Date of Award
7-2024
Document Type
Dissertation
Degree Name
Doctor of Philosophy (PhD)
Department
Aerospace, Physics, and Space Sciences
First Advisor
Jean Carlos Perez
Second Advisor
Aaron Welters
Third Advisor
Sofiane Bourouaine
Fourth Advisor
Hamid K. Rassoul
Abstract
An important challenge in the accurate estimation of power spectra of plasma fluctuations in the solar wind at very low frequencies is that it requires extremely long signals, which will necessarily contain a mixture of qualitatively different solar wind streams. This unavoidably affects the structure of the power spectra by conflating all these different properties into a single power spectrum. This work develops a conditional statistical analysis to accurately estimate the power spectrum at arbitrarily low frequencies for ``pure'' slow solar wind stream, based on estimated autocorrelation functions of signals excluding portions that do not satisfy the required conditions. The estimator's convergence to its true ensemble-averaged values is tested on contiguous data. This methodology is used on a 14-year-long Wind data interval to obtain the magnetic power spectrum of slow wind at extremely low frequencies to show a full 1/f range in the slow wind. It was only recently that a 1/f range was partially observed in some very long slow wind intervals, suggesting that not all slow wind streams have similar turbulence properties.
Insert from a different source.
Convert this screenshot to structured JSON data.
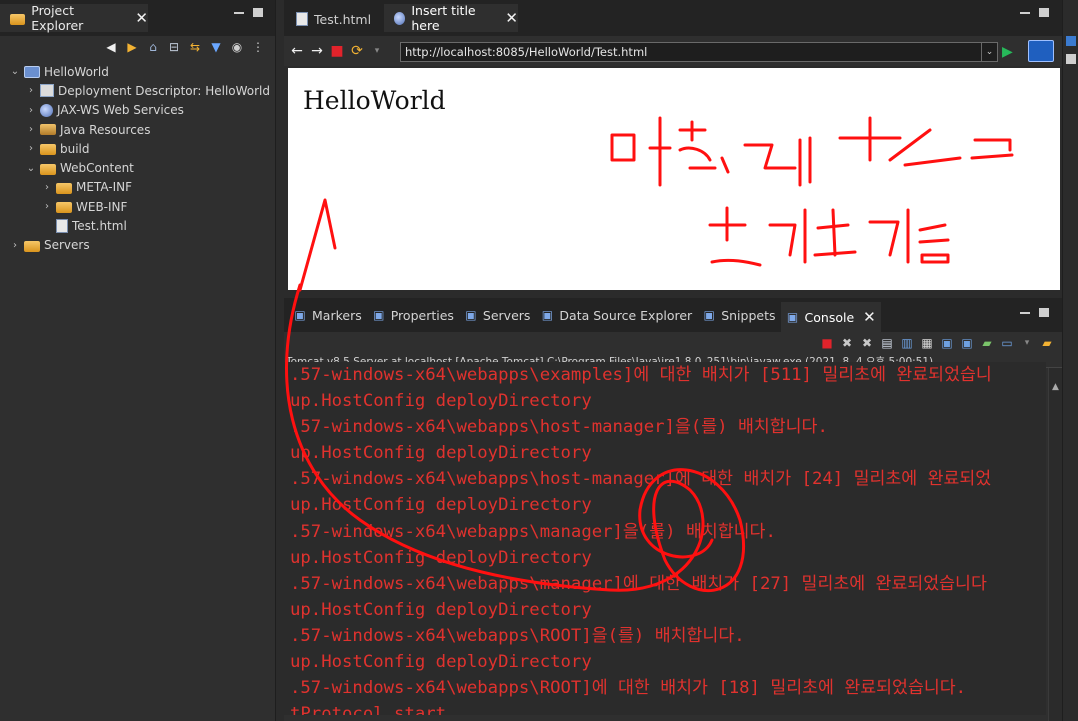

Values of normalized cross helicity near unity are commonly associated with Alfvenic slow wind fluctuations, whereas values near zero are typically thought to be typical slow wind. Alfvenic fluctuations can still exist in a state of low cross helicity, i.e., one in which there is an equal energy flux in both directions with respect to the mean field. We find intervals of balanced Alfvenic slow wind with low mean cross helicity and magnetic compressibility.
Recommended Citation
Dorseth, Mason Alden, "On the nature of low-frequency power spectra in solar wind turbulence" (2024). Theses and Dissertations. 1476.